Carlos Eduardo Silva
Tempo: 2 min.

Nos últimos três anos, mais de 35 milhões de salmões morreram de forma inesperada em fazendas na Escócia, levantando sérias preocupações sobre as práticas de fiscalização do setor. A organização Animal Equality revelou que, durante esse período, apenas duas inspeções não anunciadas foram realizadas nas instalações, o que indica uma supervisão insuficiente. Esses dados foram divulgados em um contexto onde a secretária de Assuntos Rurais da Escócia, Mairi Gougeon, havia defendido a eficácia do regime regulatório vigente.

Os defensores dos direitos dos animais argumentam que os números alarmantes desafiam as alegações de uma fiscalização robusta e eficaz. O contraste entre as declarações da secretária e a realidade observada nas fazendas de salmão gerou um clamor por uma revisão das práticas regulatórias. Além disso, as mortes em massa levantam questões sobre o bem-estar animal e a responsabilidade das autoridades em garantir um ambiente sustentável para a aquicultura.

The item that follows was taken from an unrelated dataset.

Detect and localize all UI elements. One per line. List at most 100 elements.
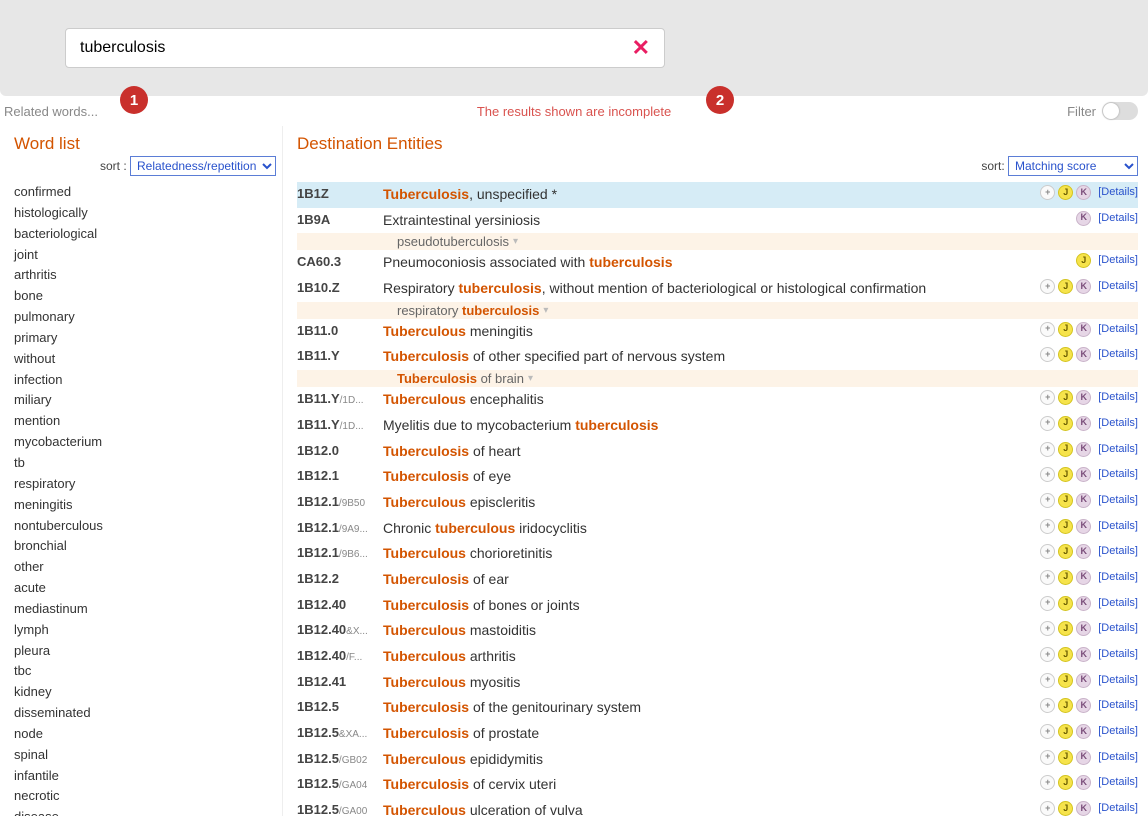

Se a situação não for abordada adequadamente, as implicações podem ser significativas, não apenas para a saúde dos animais, mas também para a reputação da indústria pesqueira escocesa. As organizações de defesa dos animais prometem continuar pressionando por mudanças e melhorias nas práticas de fiscalização. Assim, o cenário se torna uma oportunidade para reavaliar e potencialmente reformular as políticas públicas relacionadas à aquicultura na Escócia.